A biomass-fueled cogeneration plant takes shape at the Nippon Paper Industries USA mill at the base of Ediz Hook in Port Angeles. The cone-shaped building at the left is the fuel storage facility. To the right of that building are the first four stories of the steel skeleton that will be the 110-foot boiler.  -- Photo by Keith Thorpe/Peninsula Daily News

A biomass-fueled cogeneration plant takes shape at the Nippon Paper Industries USA mill at the base of Ediz Hook in Port Angeles. The cone-shaped building at the left is the fuel storage facility. To the right of that building are the first four stories of the steel skeleton that will be the 110-foot boiler. -- Photo by Keith Thorpe/Peninsula Daily News

New Nippon Paper construction changing Port Angeles’ skyline

PORT ANGELES — New buildings, destined to be among the tallest structures in town, are slowly filling the skyline at Nippon Industries USA’s Ediz Hook mill as part of a $71 million expansion of the company’s biomass cogeneration plant.

A 125-foot exhaust stack was finished Friday, mill Manager Harold Norlund said Saturday.

The overall project now is expected to be completed by Sept. 1, about four months later than planned, he said.

“The permitting was one thing that put us behind, and there were a bit of construction delays that put us behind right at the start of the project,” Norlund said.

“It’s going well now.”

The cogeneration boiler will burn wood waste to create up to 20 watts of electricity.

The expansion also includes a 115-foot, cone-shaped, wood-waste-fuel silo that has reached its maximum height and is almost completed, and a 110-foot boiler that is almost halfway completed and will be finished by early summer.

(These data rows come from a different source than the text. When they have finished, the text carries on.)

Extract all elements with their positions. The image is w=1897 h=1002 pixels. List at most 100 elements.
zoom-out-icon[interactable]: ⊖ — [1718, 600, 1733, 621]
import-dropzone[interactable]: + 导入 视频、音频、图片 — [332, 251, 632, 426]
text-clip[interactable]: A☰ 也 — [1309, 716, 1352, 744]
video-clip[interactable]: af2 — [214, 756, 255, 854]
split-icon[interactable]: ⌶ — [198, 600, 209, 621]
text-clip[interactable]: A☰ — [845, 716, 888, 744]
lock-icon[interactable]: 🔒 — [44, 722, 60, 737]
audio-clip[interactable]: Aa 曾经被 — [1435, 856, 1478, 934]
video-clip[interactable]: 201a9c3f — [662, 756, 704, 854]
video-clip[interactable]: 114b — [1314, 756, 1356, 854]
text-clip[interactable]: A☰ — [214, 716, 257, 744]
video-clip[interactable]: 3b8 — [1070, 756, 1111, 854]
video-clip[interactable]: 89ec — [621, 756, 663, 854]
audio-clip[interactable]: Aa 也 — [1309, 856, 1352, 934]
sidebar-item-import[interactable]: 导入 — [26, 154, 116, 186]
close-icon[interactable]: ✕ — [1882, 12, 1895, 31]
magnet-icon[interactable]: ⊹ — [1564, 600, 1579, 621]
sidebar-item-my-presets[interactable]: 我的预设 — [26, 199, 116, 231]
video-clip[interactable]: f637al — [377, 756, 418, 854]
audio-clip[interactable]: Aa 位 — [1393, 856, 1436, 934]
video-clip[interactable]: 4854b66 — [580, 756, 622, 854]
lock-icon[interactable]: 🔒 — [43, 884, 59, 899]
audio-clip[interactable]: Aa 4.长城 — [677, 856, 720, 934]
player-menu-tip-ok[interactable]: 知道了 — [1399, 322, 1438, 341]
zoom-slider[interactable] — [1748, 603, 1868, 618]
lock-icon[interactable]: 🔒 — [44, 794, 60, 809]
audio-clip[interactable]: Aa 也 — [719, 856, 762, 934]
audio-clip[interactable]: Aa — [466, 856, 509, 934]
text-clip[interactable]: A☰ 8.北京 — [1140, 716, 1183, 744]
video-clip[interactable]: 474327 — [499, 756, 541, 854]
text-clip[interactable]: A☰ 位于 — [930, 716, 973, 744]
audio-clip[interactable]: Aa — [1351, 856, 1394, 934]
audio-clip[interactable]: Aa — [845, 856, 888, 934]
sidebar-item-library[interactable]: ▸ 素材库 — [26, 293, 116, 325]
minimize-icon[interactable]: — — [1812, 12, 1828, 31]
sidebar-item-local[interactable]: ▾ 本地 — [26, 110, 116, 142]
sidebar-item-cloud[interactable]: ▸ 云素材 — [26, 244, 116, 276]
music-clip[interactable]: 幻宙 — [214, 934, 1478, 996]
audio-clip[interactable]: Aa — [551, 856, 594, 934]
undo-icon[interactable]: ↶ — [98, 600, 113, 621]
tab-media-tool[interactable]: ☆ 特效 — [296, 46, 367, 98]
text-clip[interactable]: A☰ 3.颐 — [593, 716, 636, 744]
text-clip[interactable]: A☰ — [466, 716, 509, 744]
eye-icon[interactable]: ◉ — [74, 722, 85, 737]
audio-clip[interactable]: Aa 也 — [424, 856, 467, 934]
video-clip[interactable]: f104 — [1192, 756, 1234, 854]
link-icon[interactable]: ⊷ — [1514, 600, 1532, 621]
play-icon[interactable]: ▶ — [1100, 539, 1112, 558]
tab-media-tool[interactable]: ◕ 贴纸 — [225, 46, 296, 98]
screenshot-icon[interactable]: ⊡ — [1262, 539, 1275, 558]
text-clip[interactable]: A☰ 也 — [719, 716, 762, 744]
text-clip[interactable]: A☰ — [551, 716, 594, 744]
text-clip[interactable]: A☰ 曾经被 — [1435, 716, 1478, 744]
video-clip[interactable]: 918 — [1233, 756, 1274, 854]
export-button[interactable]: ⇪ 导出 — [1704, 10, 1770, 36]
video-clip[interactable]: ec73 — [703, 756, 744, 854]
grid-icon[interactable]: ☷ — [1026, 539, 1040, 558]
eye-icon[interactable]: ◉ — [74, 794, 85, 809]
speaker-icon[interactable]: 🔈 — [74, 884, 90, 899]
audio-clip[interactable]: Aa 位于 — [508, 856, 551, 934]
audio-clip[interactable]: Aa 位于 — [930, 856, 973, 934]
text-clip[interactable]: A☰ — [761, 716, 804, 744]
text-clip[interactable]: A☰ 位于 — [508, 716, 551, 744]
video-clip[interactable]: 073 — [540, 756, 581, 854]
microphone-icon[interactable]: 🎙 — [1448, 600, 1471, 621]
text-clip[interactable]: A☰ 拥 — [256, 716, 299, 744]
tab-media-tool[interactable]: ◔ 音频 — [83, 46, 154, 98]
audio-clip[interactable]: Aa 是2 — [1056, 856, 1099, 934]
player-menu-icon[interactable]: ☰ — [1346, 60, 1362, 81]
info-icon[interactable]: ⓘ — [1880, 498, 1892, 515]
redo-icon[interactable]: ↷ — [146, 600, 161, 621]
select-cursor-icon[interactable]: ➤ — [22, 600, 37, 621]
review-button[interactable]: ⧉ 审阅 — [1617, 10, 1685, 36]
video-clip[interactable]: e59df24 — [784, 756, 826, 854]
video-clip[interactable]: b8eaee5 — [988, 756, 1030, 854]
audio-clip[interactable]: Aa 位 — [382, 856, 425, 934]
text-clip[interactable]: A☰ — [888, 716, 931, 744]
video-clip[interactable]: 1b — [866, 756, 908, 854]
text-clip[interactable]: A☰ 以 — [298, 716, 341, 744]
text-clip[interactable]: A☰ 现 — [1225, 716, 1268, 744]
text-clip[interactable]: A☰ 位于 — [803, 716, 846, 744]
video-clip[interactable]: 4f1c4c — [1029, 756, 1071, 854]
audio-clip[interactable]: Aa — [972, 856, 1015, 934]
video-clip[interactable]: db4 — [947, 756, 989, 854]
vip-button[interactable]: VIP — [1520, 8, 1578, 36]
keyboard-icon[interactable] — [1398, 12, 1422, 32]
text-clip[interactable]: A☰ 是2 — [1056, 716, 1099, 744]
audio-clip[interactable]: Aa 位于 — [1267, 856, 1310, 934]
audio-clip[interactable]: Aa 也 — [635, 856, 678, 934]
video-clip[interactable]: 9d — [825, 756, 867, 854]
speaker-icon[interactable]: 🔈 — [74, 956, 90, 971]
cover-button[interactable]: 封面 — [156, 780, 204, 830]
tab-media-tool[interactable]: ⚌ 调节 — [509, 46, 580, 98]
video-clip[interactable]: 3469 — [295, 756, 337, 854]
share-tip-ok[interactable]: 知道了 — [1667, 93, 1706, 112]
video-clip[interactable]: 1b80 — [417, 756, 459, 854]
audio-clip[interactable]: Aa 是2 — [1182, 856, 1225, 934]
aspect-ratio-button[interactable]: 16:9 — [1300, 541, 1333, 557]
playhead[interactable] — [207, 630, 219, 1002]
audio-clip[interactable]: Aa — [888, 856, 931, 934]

“These are big buildings,” Norlund said.

Once the structures are completed, workers will install wiring, lights and a fire-suppression system.

“Right now, we think we’ll be online on Sept. 1, 2013,” Norlund said.

The fuel storage building is shaped like an upside-down cone — wider at the bottom than at the top — so that ground-up wood waste that’s deposited from the top for storage does not hang up on the sides of the building, Norlund said.

“There are no dead pockets in the silo,” he said.

“The fuel drops into the top and goes out the bottom.”

The wood waste will be transported by conveyor belt to the nearby boiler, where distributors will fling the waste evenly into the furnace, Norlund said.

The Olympic Region Clean Air Agency is reviewing Nippon’s permit application for an approximately 40-foot cooling tower.

“The only thing left for us is the cooling tower,” Norlund said.

“It’s on the back side of the mill,” he added.

“You won’t even see it from the road.”

The cogeneration project has been opposed by environmental groups, which say the project does not adequately address tiny, toxin-laden ultrafine particulates in the air created by burning woody mass, while Nippon has said the company is following all state and federal pollution laws.

Port Townsend Paper Corp. also is expanding its cogeneration plant in a

$55 million project that will generate up to 24 megawatts and is expected to be online next year.

It, too, has been opposed by environmental groups whose legal appeals, like those against Nippon, have been turned down.

Work has proceeded on both plants while the projects were challenged.